Amy Faber set the program record of 1,411 points and Kate Hansen tied it in 2003. After standing untouched for 21 years, Klumper scored 14 points to make history in a 74-20 victory.

“It was definitely on my mind. It’s hard not to be just because there’s a little bit of pressure to actually do it, but I was focused on the game,” Klumper said. “It was definitely in the back of my mind, but it was sort of a relief when I made it. I could just kind of forget about it and move on to winning the game, which was the most important thing of the night.”

Again, Klumper left the record in the dust. She finished her career with 1,583 points, an accomplishment she attributed to her parents and coaches and her teammates for holding her accountable.

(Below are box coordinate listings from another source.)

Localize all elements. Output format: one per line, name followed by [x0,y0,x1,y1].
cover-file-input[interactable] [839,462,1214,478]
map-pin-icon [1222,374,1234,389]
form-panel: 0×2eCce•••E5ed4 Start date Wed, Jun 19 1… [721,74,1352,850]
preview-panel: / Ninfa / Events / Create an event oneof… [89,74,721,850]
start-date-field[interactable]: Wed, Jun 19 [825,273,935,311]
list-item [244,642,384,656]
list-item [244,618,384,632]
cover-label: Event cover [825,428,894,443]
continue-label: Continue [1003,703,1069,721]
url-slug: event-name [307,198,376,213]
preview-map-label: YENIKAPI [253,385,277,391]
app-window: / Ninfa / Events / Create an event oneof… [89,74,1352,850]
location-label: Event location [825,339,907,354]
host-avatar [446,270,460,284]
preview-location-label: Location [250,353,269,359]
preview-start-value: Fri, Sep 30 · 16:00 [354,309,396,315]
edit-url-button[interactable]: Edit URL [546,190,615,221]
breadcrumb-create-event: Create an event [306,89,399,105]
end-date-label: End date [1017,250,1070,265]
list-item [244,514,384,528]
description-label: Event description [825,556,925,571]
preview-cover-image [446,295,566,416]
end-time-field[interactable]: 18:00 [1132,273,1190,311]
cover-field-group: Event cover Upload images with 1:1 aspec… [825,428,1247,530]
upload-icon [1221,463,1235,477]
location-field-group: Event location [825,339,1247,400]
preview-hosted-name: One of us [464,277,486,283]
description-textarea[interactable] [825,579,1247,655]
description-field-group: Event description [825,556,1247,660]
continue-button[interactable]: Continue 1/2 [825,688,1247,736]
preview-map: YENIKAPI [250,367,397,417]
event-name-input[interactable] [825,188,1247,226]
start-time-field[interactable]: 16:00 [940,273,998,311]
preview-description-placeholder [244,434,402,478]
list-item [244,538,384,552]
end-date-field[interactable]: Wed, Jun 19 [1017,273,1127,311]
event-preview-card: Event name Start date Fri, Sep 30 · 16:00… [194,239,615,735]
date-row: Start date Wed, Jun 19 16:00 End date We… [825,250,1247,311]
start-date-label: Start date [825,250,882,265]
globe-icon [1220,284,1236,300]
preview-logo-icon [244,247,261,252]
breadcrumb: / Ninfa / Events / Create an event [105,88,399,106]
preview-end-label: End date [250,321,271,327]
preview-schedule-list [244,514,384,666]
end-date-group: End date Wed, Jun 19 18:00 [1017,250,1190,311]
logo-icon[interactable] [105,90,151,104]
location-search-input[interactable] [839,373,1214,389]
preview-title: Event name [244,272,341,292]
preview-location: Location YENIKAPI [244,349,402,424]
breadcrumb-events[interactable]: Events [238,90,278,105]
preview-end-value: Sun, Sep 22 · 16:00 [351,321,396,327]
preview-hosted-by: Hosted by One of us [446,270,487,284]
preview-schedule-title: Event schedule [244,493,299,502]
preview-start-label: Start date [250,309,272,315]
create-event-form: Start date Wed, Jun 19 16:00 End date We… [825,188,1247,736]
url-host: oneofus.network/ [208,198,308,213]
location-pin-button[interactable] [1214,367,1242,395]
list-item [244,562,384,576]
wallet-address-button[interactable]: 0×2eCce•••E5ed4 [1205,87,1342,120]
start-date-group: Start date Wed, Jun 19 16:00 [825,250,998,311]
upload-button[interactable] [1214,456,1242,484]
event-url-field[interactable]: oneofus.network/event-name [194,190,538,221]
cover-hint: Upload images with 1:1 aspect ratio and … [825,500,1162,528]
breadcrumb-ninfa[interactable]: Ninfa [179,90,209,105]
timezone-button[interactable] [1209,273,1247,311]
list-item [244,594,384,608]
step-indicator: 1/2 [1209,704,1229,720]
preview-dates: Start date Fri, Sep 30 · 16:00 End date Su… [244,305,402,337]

“I got pretty emotional when she broke the scoring record because that’s a cool individual accomplishment. I was just thinking about all the work she put in, all the unseen hours,” Dan said. “We’re in the gym shooting and nobody can see that because it’s just us practicing and shooting and working on the game. The hotels, the miles that we’ve driven, all the weekend tournaments, it was kind of a culminating event that just made me start thinking about all those years coaching her and her growing up.”

While the offensive part of Izzy’s game is the part that is enshrined in the record books, she never slacked off on defense either. WWG gave her its girls basketball Lockdown Defender award as a freshman and at least a share of its Competitive Spirit award her freshman, sophomore and junior seasons.

“There’s this good quote, ‘Offense sells tickets, defense wins games,’ so I kind of take that to heart,” Klumper said. “I’ve got to take care of the ball and make good decisions offensively, but defense is really the way to win a game or keep the lead up.”

“She wanted to play in games,” Dan Klumper added with a laugh, adding that he’s not going to play student-athletes who aren’t going to work to defend at a high level.

The Chargers defeated Edgerton 45-44 in their regular-season finale, led by 16 points from sophomore forward Leah Carter, to enter the Section 3A Tournament at 22-4. After a 58-25 win over MCC in their first tournament game, the second-seeded Chargers found themselves matched up against the third-seeded Flying Dutchmen for the second year in a row.

Last time around, Edgerton ended WWG’s season by a final score of 52-41 despite 25 points and five 3-pointers from Klumper.

This time around, the Chargers came out motivated. Klumper went down early with a knee injury but still, WWG went into halftime tied 23-23. That knee injury turned out to be a torn ACL; Klumper did not return to the game and WWG lost 52-51.

“It was a hard pill to swallow, knowing it was my last high school game and not being able to play,” Klumper said. “Just watching my teammates was something that I’ll never forget, feeling that kind of helplessness.”

Still, the injury doesn’t mark the end of the road for Klumper’s basketball career; while the six-to-nine-month recovery timetable won’t have her ready at the beginning of the fall, she is still planning on playing competitive basketball again next year after committing to the University of Sioux Falls. The Cougars went 9-18 last season but are full of young talent; each of their three leading scorers on the season last year was a freshman while their fourth was a sophomore.

Klumper wanted to emphasize the importance of her teammates in both her individual success and the team’s success.

“There are no individual accomplishments without a team because it’s a team sport, but there’s also no individual accomplishment without a tremendous amount of time, commitment and sacrifice from the individual,” Dan Klumper said. “[Izzy] had a really good team to play with, a lot of awesome players, but she also put in a lot of hard work on her own.”

Izzy added that the support of the community was also one of the highlights of her senior year, seeing how the people from the Westbrook-Walnut Grove area increasingly came out to support the team.

“It showed the girls on my team, myself and the younger girls in this community that girls can play basketball. Those goals aren’t out of reach,” Izzy Klumper said. “You can be a great girls basketball player, not just a boys basketball player… We had so many people at our playoff games, our home games, even some away games. I think that was a big thing that will stick out in my mind.”